Another challenge relates to disclosures. The new law requires publishing the draft of shareholders’ decisions to promote transparency. However, it does not specify what information must be disclosed, leading to concerns about whether sensitive documents, like financial statements or agreements with third parties, must also be published. Balancing transparency with confidentiality is essential to safeguard investor privacy while maintaining compliance.
Challenge #3: Inflexible Demands on Meetings of Partners/Shareholders
A third problem is that the law sometimes demands shareholders to have physical meetings, where common sense might suggest alternatives would be better. For example, the law lacks provisions explicitly allowing JSC shareholders to adopt decisions without convening a general meeting, even with unanimous consent.
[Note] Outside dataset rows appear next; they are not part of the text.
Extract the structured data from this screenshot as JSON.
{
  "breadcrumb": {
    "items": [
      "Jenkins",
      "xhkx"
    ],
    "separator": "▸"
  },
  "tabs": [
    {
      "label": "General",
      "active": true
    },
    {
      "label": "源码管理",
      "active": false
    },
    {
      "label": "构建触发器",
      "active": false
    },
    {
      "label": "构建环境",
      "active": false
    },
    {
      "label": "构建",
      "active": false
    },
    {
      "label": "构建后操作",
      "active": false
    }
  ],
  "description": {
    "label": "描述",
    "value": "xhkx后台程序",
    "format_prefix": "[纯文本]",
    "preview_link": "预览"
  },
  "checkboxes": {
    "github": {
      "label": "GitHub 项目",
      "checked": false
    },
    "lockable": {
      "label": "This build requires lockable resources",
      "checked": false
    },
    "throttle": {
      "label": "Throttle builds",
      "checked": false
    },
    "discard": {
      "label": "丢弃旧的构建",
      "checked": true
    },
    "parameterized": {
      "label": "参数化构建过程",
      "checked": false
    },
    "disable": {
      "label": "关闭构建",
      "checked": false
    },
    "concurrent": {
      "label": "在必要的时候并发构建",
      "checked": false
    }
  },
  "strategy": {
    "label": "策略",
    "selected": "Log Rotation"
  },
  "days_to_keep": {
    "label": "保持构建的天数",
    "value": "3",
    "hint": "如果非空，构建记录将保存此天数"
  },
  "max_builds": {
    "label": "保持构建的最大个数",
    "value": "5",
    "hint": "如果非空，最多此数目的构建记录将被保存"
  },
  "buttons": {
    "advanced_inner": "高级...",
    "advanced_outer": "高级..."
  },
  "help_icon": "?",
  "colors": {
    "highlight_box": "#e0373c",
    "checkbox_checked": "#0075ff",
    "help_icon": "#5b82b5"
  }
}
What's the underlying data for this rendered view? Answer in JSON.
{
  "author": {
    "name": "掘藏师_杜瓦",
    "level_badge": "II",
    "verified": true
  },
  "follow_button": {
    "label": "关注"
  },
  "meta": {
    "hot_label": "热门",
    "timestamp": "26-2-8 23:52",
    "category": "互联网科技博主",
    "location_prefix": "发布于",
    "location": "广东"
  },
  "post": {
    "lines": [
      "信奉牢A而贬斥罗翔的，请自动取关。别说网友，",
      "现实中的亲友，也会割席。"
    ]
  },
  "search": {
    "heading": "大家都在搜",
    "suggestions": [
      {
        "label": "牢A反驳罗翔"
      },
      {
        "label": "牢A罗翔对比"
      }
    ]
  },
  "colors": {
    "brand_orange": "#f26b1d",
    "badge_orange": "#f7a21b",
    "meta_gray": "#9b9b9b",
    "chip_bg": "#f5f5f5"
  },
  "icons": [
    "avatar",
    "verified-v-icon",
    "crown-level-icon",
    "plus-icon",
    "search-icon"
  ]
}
This omission has led authorities to reject such decisions, due to non-compliance with the existing law. Therefore, explicitly permitting the adoption of decisions without convening a general meeting could reduce bureaucratic hurdles and align the law with practical corporate needs.
In today’s digital age, it is also crucial for LLCs to have flexible rules for partner/shareholder meetings and decision-making in general. Currently, it is unclear whether the law allows LLCs to notify partners via email, meet remotely, or vote by email. These practical issues could be regulated by LLC articles of associations. Fortunately, discussions are underway to clarify the provisions of the law and enable electronic methods for meetings, notifications, and remote voting.
As Nino Suknidze, Managing Partner at Suknidze & Partners, explains, “If these proposals are integrated into the current legislation, the result would be a much more efficient, predictable, and swift process for conducting meetings of partners/shareholders that will significantly enhance the overall experience for shareholders, ultimately aligning the legal framework with the needs of modern businesses.”
The work of the AmCham Commercial Law and Tax Committee on this law provides a treasure trove of practical insights for legislators. Corporate law in Georgia has improved immeasurably in recent years, but with so much change, it has created areas where lack of clarity and unforeseen consequences can undermine the effectiveness of the new law. Moving forward, by integrating our input, we are hopeful that the corporate governance environment will continue to improve.